Making her first major decision as an adult, Sayli Patil celebrated her 18th birthday this Friday at her Gorai residence with 50 guests signing a declaration form pledging to donate their eyes after their death. Sayli has been inspired to take up the cause from her uncle Ravindra Patil, a constable with Mumbai police who has motivated around 16,000 people so far to donate their eyes.
Ravindra says he turned to social causes during his college days. He recalls that while studying in a college in Ghatkopar, he spent his evenings collecting money in a small tin box for the relief of those affected by floods and other natural disasters. Ravindra’s social work was not hampered even after he joined the police force as a constable in 2000. Along with two of his friends, Ramakant Mhatre, a private company employee, and Sanjay Kamble, a school peon in Raigad, he started an NGO called TEARS.
“T stands for teaching, E stands for education, A stands for all, R for reliable and S for social work,” says Ravindra, who has managed to convince several police officers, including IPS officers to constabulary towards pledging their eyes. Ravindra himself celebrated his last birthday by filling up 200 forms for eye donation. His wife, his mother and father also signed up for the cause. “I always wanted to do something for the blind. Everyone will die some day. Their organs could be useful for the people who are living and need them,” he says.

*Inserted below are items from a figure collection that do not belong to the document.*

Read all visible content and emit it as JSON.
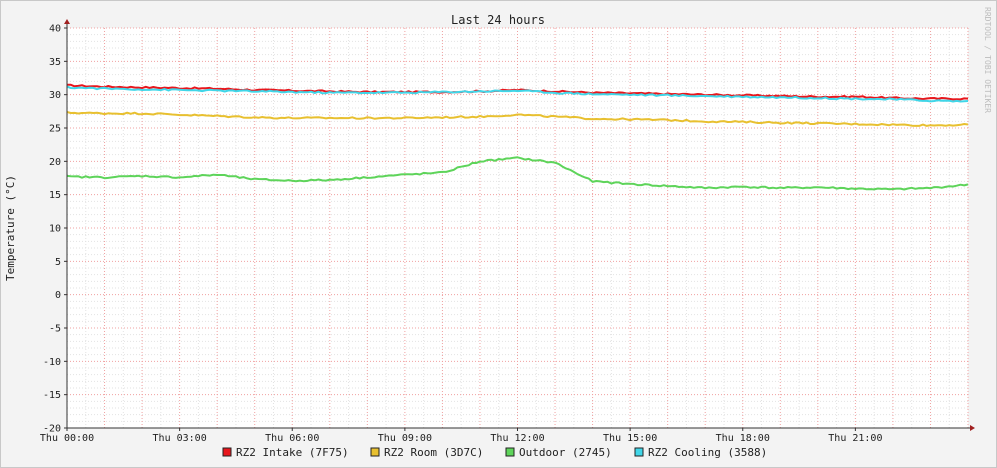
{
  "chart_data": {
    "type": "line",
    "title": "Last 24 hours",
    "ylabel": "Temperature (°C)",
    "watermark": "RRDTOOL / TOBI OETIKER",
    "ylim": [
      -20,
      40
    ],
    "yticks": [
      40,
      35,
      30,
      25,
      20,
      15,
      10,
      5,
      0,
      -5,
      -10,
      -15,
      -20
    ],
    "x_range_hours": [
      0,
      24
    ],
    "xticks": [
      {
        "h": 0,
        "label": "Thu 00:00"
      },
      {
        "h": 3,
        "label": "Thu 03:00"
      },
      {
        "h": 6,
        "label": "Thu 06:00"
      },
      {
        "h": 9,
        "label": "Thu 09:00"
      },
      {
        "h": 12,
        "label": "Thu 12:00"
      },
      {
        "h": 15,
        "label": "Thu 15:00"
      },
      {
        "h": 18,
        "label": "Thu 18:00"
      },
      {
        "h": 21,
        "label": "Thu 21:00"
      }
    ],
    "x_hours": [
      0,
      1,
      2,
      3,
      4,
      5,
      6,
      7,
      8,
      9,
      10,
      11,
      12,
      13,
      14,
      15,
      16,
      17,
      18,
      19,
      20,
      21,
      22,
      23,
      24
    ],
    "series": [
      {
        "name": "RZ2 Intake (7F75)",
        "color": "#e8161c",
        "values": [
          31.4,
          31.2,
          31.1,
          31.0,
          30.9,
          30.7,
          30.6,
          30.5,
          30.4,
          30.4,
          30.4,
          30.5,
          30.7,
          30.5,
          30.3,
          30.2,
          30.1,
          30.0,
          29.9,
          29.8,
          29.7,
          29.7,
          29.5,
          29.4,
          29.4
        ]
      },
      {
        "name": "RZ2 Room (3D7C)",
        "color": "#e8c030",
        "values": [
          27.3,
          27.2,
          27.2,
          27.0,
          26.8,
          26.6,
          26.5,
          26.5,
          26.5,
          26.5,
          26.6,
          26.7,
          27.0,
          26.7,
          26.4,
          26.3,
          26.2,
          26.0,
          25.9,
          25.8,
          25.7,
          25.6,
          25.5,
          25.4,
          25.5
        ]
      },
      {
        "name": "Outdoor (2745)",
        "color": "#5ed45a",
        "values": [
          17.7,
          17.6,
          17.8,
          17.6,
          18.0,
          17.3,
          17.1,
          17.2,
          17.6,
          18.0,
          18.3,
          20.0,
          20.5,
          19.8,
          17.0,
          16.6,
          16.3,
          16.0,
          16.2,
          16.0,
          16.1,
          15.9,
          15.8,
          16.0,
          16.5
        ]
      },
      {
        "name": "RZ2 Cooling (3588)",
        "color": "#40d6e8",
        "values": [
          31.1,
          30.9,
          30.8,
          30.7,
          30.6,
          30.5,
          30.4,
          30.3,
          30.3,
          30.3,
          30.4,
          30.5,
          30.6,
          30.3,
          30.1,
          30.0,
          29.9,
          29.8,
          29.7,
          29.6,
          29.5,
          29.4,
          29.3,
          29.1,
          29.0
        ]
      }
    ],
    "grid": true,
    "legend_position": "bottom"
  }
}
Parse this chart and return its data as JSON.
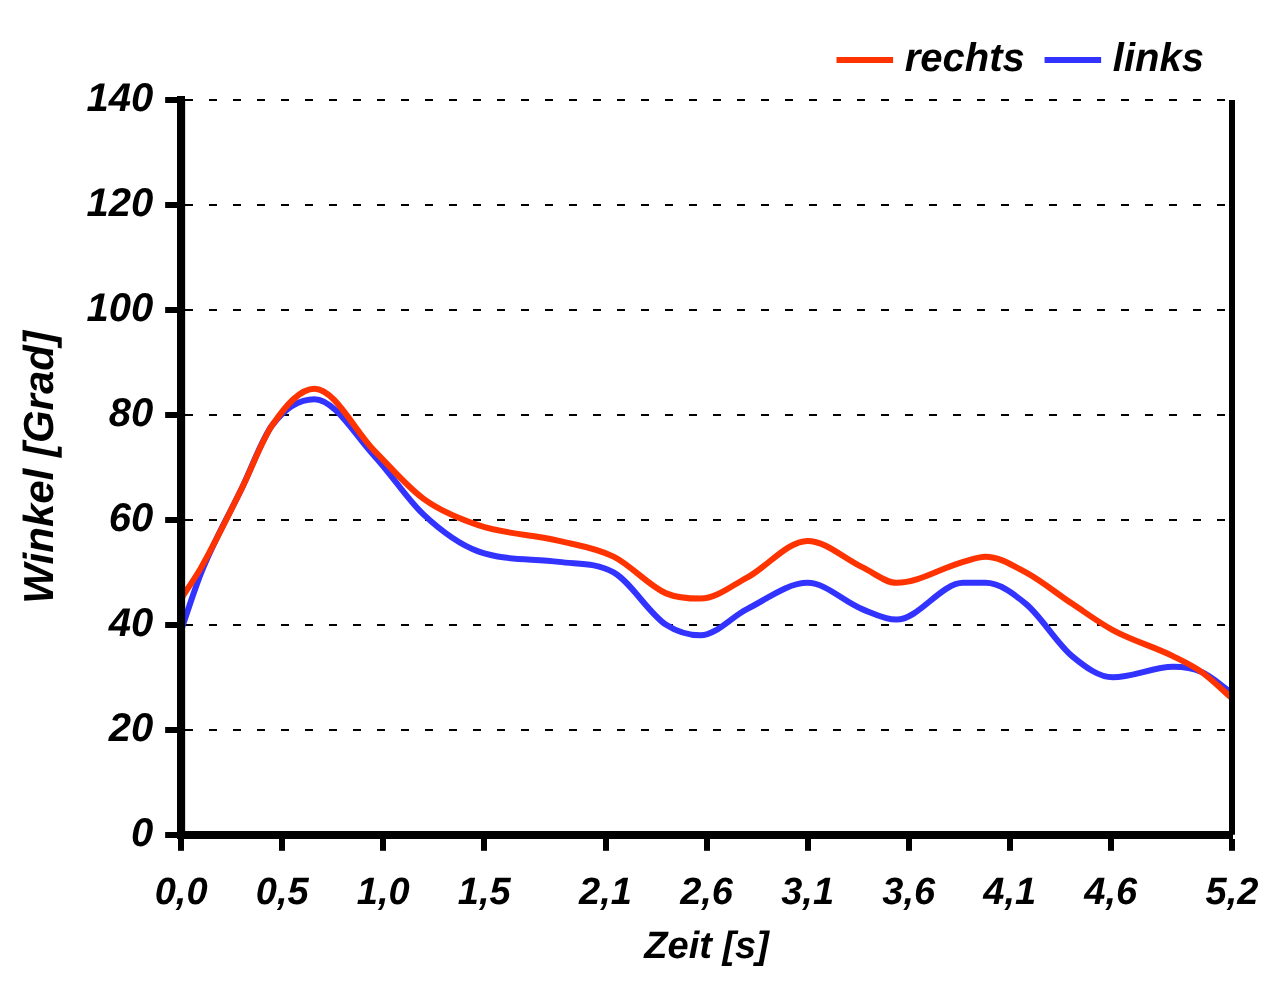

Ravindra and his friends now organise eye donation camps, where he fills forms and gives people their pledge cards. They have organised such camps on occasions like Dahi Handi, Ganeshotsav and even weddings, and with great success. Ravindra says his aim is to rope in family members of donors, so that a person dies, another member in the family can immediately inform the eye bank about the death so the nearest bank can collect the eyes of the deceased.
The constable has also found good support from colleagues, many of whom have contributed to the cause by pledging their eyes and making financial contribution for his NGO. The latest among them is Shrikant Pathak, a deputy commissioner of police in Navi Mumbai’s Crime Branch who recently pledged to donate his eyes.
Ravindra’s father worked with the MTNL and the family stayed in just near the Ghatkopar railway station. “I used to see several blind beggars and wonder how they reached home at night,” he adds.